Virginia Lawyers Weekly//March 25, 2024//
Where concerns about a woman’s compliance with her employer’s policies predated her filing the internal sex discrimination complaint, her retaliation claim was dismissed.
Background
Patricia Mitchell, proceeding pro se, sued Booz Allen Hamilton, asserting claims for: (1) sex discrimination under Title VII of the Civil Rights Act of 1964 and (2) Title VII retaliation. Defendant has filed a motion to dismiss.
Discrimination
Absent an allegation of direct evidence of discrimination, to state a prima facie claim of disparate treatment, a plaintiff must allege: “(1) membership in a protected class; (2) satisfactory job performance; (3) an adverse employment action; and (4) different treatment from similarly situated employees outside the protected class.”
The court agrees that plaintiff has not sufficiently alleged that she had satisfactory job performance during the time she was employed with defendant.
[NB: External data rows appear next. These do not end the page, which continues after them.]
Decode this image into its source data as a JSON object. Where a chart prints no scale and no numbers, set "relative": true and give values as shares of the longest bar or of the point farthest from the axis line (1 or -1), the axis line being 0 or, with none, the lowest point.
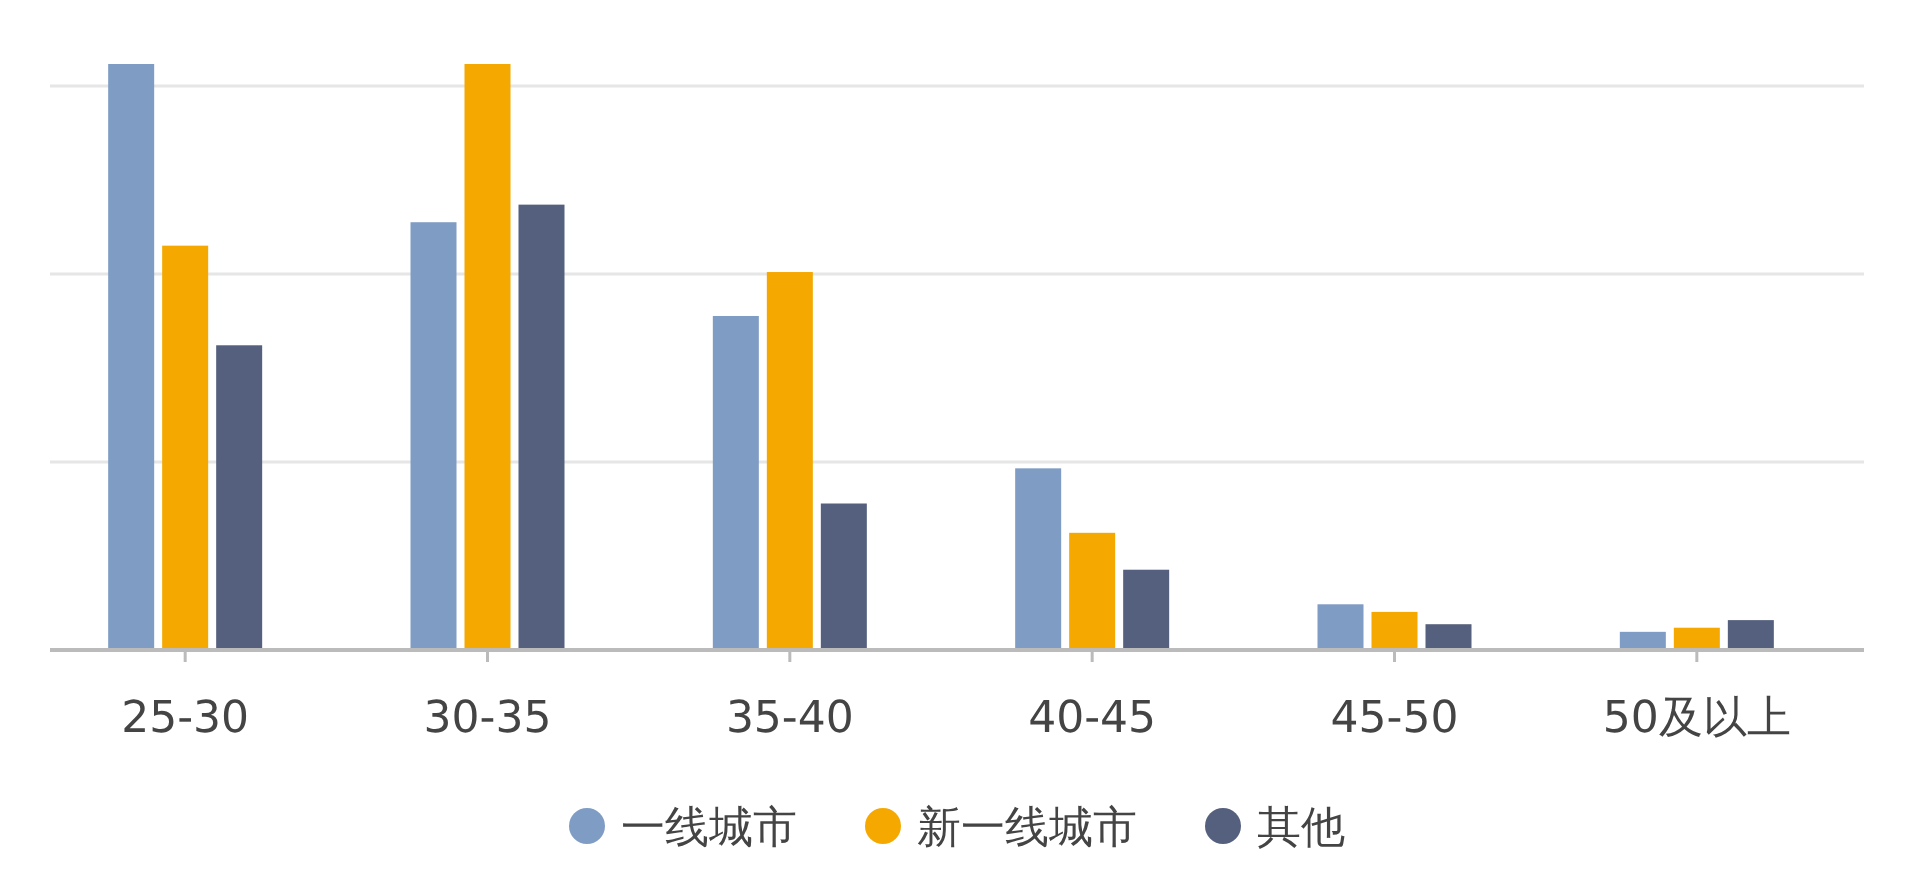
{
  "chart_data": {
    "type": "bar",
    "relative": true,
    "grid": "y",
    "legend": "bottom",
    "categories": [
      "25-30",
      "30-35",
      "35-40",
      "40-45",
      "45-50",
      "50及以上"
    ],
    "series": [
      {
        "name": "一线城市",
        "color": "#7f9cc4",
        "values": [
          1,
          0.73,
          0.57,
          0.31,
          0.078,
          0.031
        ]
      },
      {
        "name": "新一线城市",
        "color": "#f5a800",
        "values": [
          0.69,
          1,
          0.645,
          0.2,
          0.065,
          0.038
        ]
      },
      {
        "name": "其他",
        "color": "#55607e",
        "values": [
          0.52,
          0.76,
          0.25,
          0.137,
          0.044,
          0.051
        ]
      }
    ]
  }
}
Plaintiff’s third amended complaint itself pleads that she was informed she failed to complete her timesheet correctly; a coworker reported that she was unresponsive during a virtual meeting and she was reported to human resources for plagiarism, time fraud, not completing her duties and not truthfully completing her pre-hire paperwork.
The court also agrees that plaintiff has failed to allege that similarly-situated employees were treated differently due to their gender. Even assuming her first comparator has the same supervisor, plaintiff fails to allege that he had comparable issues reported to human resources. Plaintiff’s other two alleged comparators had different job titles and presumably, different job descriptions (and may have had different education and other qualifications).
Hostile work environment
Plaintiff’s hostile work environment claim must also be dismissed for failure to state a claim. Looking at all of the alleged conduct over the course of plaintiff’s seven months of employment, the court finds that it not sufficiently severe or pervasive to state a hostile work environment claim.
The interactions plaintiff describes were not frequent or severe in nature. Although perhaps uncomfortable, statements made about plaintiff were not offensive as to her protected class. Such statements about her work performance may have interfered with her work, but not to an unreasonable extent.
Retaliation
Plaintiff fails to allege that those who terminated her knew that plaintiff had filed an internal sex discrimination complaint. In addition, concerns about plaintiff’s compliance with defendant’s policies, which began in or about mid-to-late September 2022, predated her filing the internal sex discrimination complaint. “Where timing is the only basis for a claim of retaliation, and gradual adverse job actions began well before the plaintiff had ever engaged in any protected activity, an inference of retaliation does not arise.”
Defendant’s motion to dismiss granted.
Mitchell v. Booz Allen Hamilton, Case No. 1:23-cv-653, March 7, 2024. EDVA at Alexandria (Giles). VLW 024-3-136. 11 pp.